Les légendes de là-bas parlent toutes de ça. Le Lac Pavin et ses cloches englouties qu'on entend parfois sonner sous l'eau certains soirs d'automne. Les fées des Monts Dore qu'il ne faut surtout pas essayer de regarder en face, sous peine de perdre pied. Le Géant du Puy de Dôme dont on dit qu'il dort dans la montagne, et que chaque éboulement est un de ses mouvements dans son sommeil.
Ces histoires, je les ai entendues enfant. Et elles ne m'ont jamais quitté. Elles m'ont appris très tôt deux choses qui définissent encore aujourd'hui tout ce que j'écris : l'essentiel est invisible, et ce qui semble dormir ne dort peut-être pas.
C'est de là que je viens.
Mathieux, avec un X
« Mathieux Joubert » n'est pas tout à fait mon nom. Enfin si, mais c'est un nom de plume. Un hommage à mon grand-père qui m'a transmis l'amour des histoires, et à une graphie ancienne, d'avant le XVIᵉ siècle, où les « ieux » n'étaient pas encore devenus des « ieu ». Le X, c'est une trace. Une cicatrice d'orthographe qui refuse de disparaître. Ça me plaît, cette idée que mon nom garde la mémoire d'une langue que plus personne ne parle.
Mon grand-père racontait. Pas des histoires prestigieuses — des histoires de village, de gens qu'il avait connus. Et quand il racontait, les heures disparaissaient. C'est la première fois que j'ai compris ce que pouvait être une histoire bien racontée : un endroit où le temps s'arrête.

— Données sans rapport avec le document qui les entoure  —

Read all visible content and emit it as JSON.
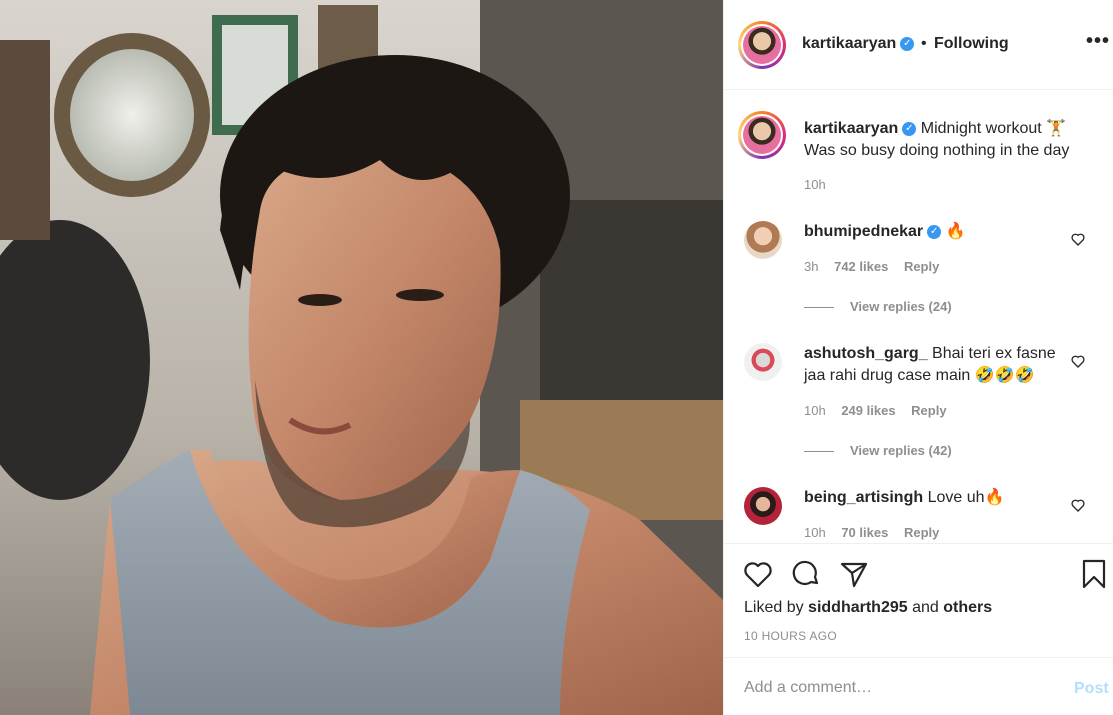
{
  "post": {
    "username": "kartikaaryan",
    "separator": "•",
    "follow_status": "Following",
    "more_label": "•••"
  },
  "caption": {
    "username": "kartikaaryan",
    "text": "Midnight workout 🏋",
    "text_line2": "Was so busy doing nothing in the day",
    "time": "10h"
  },
  "comments": [
    {
      "username": "bhumipednekar",
      "verified": true,
      "text": "🔥",
      "time": "3h",
      "likes": "742 likes",
      "reply": "Reply",
      "view_replies": "View replies (24)"
    },
    {
      "username": "ashutosh_garg_",
      "verified": false,
      "text": "Bhai teri ex fasne jaa rahi drug case main 🤣🤣🤣",
      "time": "10h",
      "likes": "249 likes",
      "reply": "Reply",
      "view_replies": "View replies (42)"
    },
    {
      "username": "being_artisingh",
      "verified": false,
      "text": "Love uh🔥",
      "time": "10h",
      "likes": "70 likes",
      "reply": "Reply"
    }
  ],
  "actions": {
    "liked_by_prefix": "Liked by",
    "liked_by_user": "siddharth295",
    "liked_by_and": "and",
    "liked_by_others": "others",
    "timestamp": "10 HOURS AGO"
  },
  "add_comment": {
    "placeholder": "Add a comment…",
    "post_label": "Post"
  }
}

Je ne sais pas s'il aurait compris ce que je fais aujourd'hui. Publier un livre sur Amazon, ça lui aurait semblé curieux, je pense. Il aurait voulu le toucher, le sentir, l'ouvrir. Il aurait peut-être aimé que je prenne son nom pour signer mes livres. Je veux le croire, en tout cas. C'est une façon de continuer la conversation.
Les années d'attente
Avant 2023, j'écrivais. Je n'ai pas commencé à écrire en 2023. J'écrivais depuis des années. Des manuscrits dans des tiroirs, des fichiers Word que je reprenais tous les six mois, des idées griffonnées au dos d'agendas. J'envoyais, parfois. Une lettre ici, trois chapitres là, un synopsis à une maison parisienne.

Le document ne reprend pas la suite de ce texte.